Hyperspectral Image Denoising via Global Spatial-Spectral Total Variation Regularized Nonconvex Local Low-Rank Tensor Approximation

Hyperspectral image (HSI) denoising aims to restore clean HSI from the noise-contaminated one. Noise contamination can often be caused during data acquisition and conversion. In this paper, we propose a novel spatial-spectral total variation (SSTV) regularized nonconvex local low-rank (LR) tensor approximation method to remove mixed noise in HSIs. From one aspect, the clean HSI data have its underlying local LR tensor property, even though the real HSI data may not be globally low-rank due to out-liers and non-Gaussian noise. According to this fact, we propose a novel tensor $L_{\gamma}$-norm to formulate the local LR prior. From another aspect, HSIs are assumed to be piecewisely smooth in the global spatial and spectral domains. Instead of traditional bandwise total variation, we use the SSTV regularization to simultaneously consider global spatial structure and spectral correlation of neighboring bands. Results on simulated and real HSI datasets indicate that the use of local LR tensor penalty and global SSTV can boost the preserving of local details and overall structural information in HSIs.

Enhanced nonconvex low-rank representation for tensor completion

Higher-order low-rank tensor arises in many data processing applications and has attracted great interests. In this paper, we propose a new low rank model for higher-order tensor completion task based on the double nonconvex $L_{\gamma}$ norm, which is used to better approximate the rank minimization of tensor mode-matrix. An block successive upper-bound minimization method-based algorithm is designed to efficiently solve the proposed model, and it can be demonstrated that our numerical scheme converge to the coordinatewise minimizers. Numerical results on three types of public multi-dimensional datasets have tested and shown that our algorithms can recover a variety of low-rank tensors with significantly fewer samples than the compared methods.

Hyperspectral Image Restoration via Global Total Variation Regularized Local nonconvex Low-Rank matrix Approximation

Several bandwise total variation (TV) regularized low-rank (LR)-based models have been proposed to remove mixed noise in hyperspectral images (HSIs). Conventionally, the rank of LR matrix is approximated using nuclear norm (NN). The NN is defined by adding all singular values together, which is essentially a $L_1$-norm of the singular values. It results in non-negligible approximation errors and thus the resulting matrix estimator can be significantly biased. Moreover, these bandwise TV-based methods exploit the spatial information in a separate manner. To cope with these problems, we propose a spatial-spectral TV (SSTV) regularized non-convex local LR matrix approximation (NonLLRTV) method to remove mixed noise in HSIs. From one aspect, local LR of HSIs is formulated using a non-convex $L_{\gamma}$-norm, which provides a closer approximation to the matrix rank than the traditional NN. From another aspect, HSIs are assumed to be piecewisely smooth in the global spatial domain. The TV regularization is effective in preserving the smoothness and removing Gaussian noise. These facts inspire the integration of the NonLLR with TV regularization. To address the limitations of bandwise TV, we use the SSTV regularization to simultaneously consider global spatial structure and spectral correlation of neighboring bands. Experiment results indicate that the use of local non-convex penalty and global SSTV can boost the preserving of spatial piecewise smoothness and overall structural information.

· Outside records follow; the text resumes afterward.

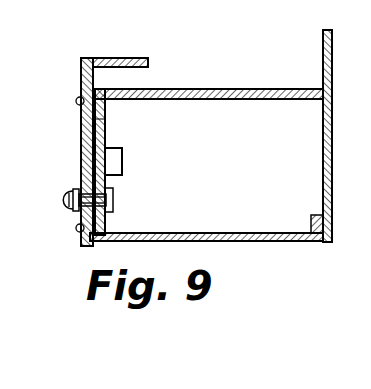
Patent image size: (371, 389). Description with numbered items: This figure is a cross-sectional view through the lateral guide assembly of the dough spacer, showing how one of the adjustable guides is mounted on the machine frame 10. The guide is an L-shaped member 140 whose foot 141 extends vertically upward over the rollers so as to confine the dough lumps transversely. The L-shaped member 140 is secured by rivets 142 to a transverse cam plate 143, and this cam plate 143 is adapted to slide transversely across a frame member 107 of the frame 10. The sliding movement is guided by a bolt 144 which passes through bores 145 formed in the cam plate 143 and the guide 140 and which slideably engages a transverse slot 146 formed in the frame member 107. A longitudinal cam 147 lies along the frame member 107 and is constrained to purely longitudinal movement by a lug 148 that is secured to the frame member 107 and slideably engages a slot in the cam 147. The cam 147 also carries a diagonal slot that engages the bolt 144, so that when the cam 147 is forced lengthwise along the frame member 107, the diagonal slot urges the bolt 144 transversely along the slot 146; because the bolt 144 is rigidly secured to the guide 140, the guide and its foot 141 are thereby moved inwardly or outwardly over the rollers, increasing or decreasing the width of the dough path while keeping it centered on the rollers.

The frame 10 is at (318, 60).
The frame member 107 is at (228, 101).
The L-shaped member 140 is at (82, 135).
The foot 141 is at (113, 58).
The rivet 142 is at (76, 101).
The cam plate 143 is at (81, 165).
The bolt 144 is at (113, 205).
The bore 145 is at (74, 212).
The transverse slot 146 is at (106, 143).
The longitudinal cam 147 is at (107, 115).
The lug 148 is at (122, 165).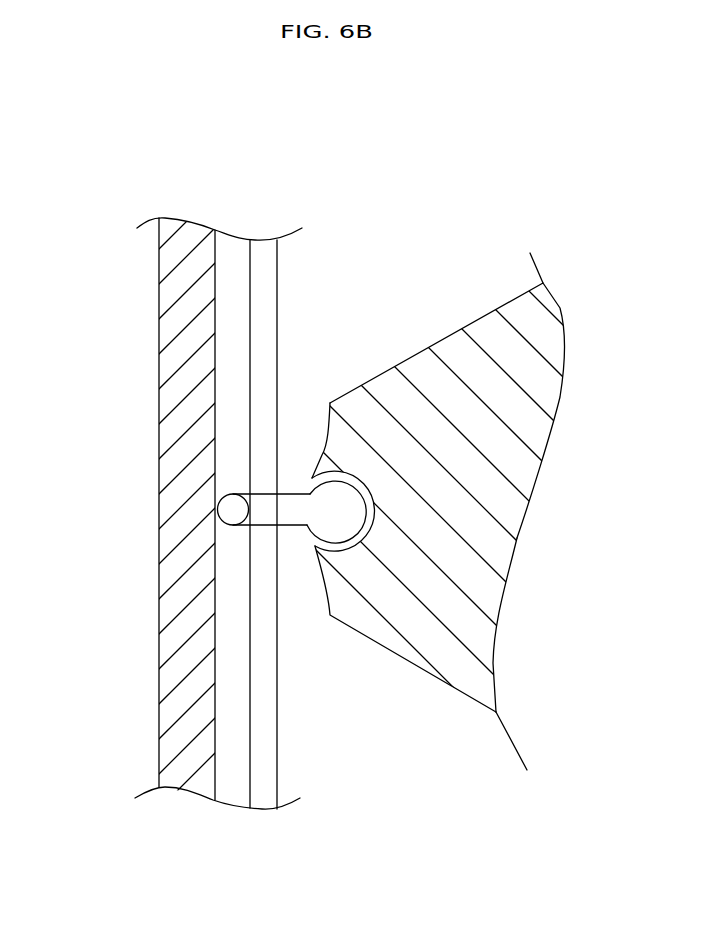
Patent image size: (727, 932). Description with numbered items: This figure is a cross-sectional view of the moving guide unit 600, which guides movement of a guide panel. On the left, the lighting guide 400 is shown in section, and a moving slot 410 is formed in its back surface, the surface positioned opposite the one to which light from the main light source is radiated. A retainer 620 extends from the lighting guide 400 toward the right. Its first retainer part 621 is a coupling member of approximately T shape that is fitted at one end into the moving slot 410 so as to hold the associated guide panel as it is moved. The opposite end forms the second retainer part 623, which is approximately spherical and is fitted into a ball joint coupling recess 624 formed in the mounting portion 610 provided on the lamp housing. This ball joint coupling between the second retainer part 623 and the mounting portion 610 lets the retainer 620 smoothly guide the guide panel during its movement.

The moving guide unit 600 is at (77, 132).
The lighting guide 400 is at (175, 603).
The moving slot 410 is at (231, 264).
The mounting portion 610 is at (477, 520).
The retainer 620 is at (283, 517).
The first retainer part 621 is at (233, 511).
The second retainer part 623 is at (490, 597).
The ball joint coupling recess 624 is at (368, 482).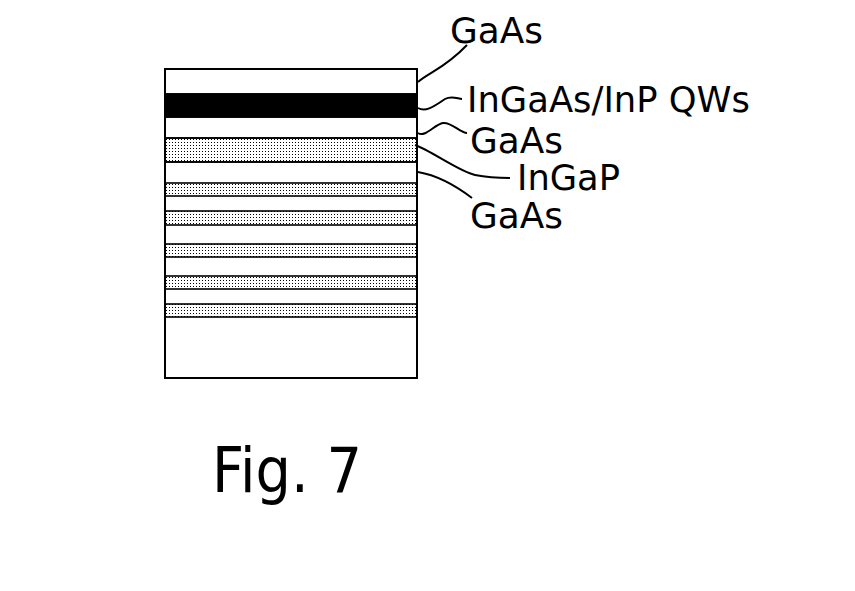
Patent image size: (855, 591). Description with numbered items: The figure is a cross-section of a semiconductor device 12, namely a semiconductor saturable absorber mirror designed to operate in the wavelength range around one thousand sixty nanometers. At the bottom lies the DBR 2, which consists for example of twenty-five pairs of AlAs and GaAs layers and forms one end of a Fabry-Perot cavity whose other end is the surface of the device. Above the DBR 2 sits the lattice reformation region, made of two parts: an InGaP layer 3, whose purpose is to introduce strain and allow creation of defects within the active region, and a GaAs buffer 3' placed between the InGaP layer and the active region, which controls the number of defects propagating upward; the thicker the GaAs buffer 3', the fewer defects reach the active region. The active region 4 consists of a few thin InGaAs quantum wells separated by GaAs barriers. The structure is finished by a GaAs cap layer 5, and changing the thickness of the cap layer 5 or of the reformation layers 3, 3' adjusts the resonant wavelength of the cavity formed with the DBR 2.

The semiconductor device 12 is at (113, 335).
The cap layer 5 is at (165, 72).
The active region 4 is at (165, 98).
The GaAs buffer 3' is at (253, 130).
The InGaP layer 3 is at (235, 154).
The DBR 2 is at (165, 235).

Tensor completion using enhanced multiple modes low-rank prior and total variation

In this paper, we propose a novel model to recover a low-rank tensor by simultaneously performing double nuclear norm regularized low-rank matrix factorizations to the all-mode matricizations of the underlying tensor. An block successive upper-bound minimization algorithm is applied to solve the model. Subsequence convergence of our algorithm can be established, and our algorithm converges to the coordinate-wise minimizers in some mild conditions. Several experiments on three types of public data sets show that our algorithm can recover a variety of low-rank tensors from significantly fewer samples than the other testing tensor completion methods.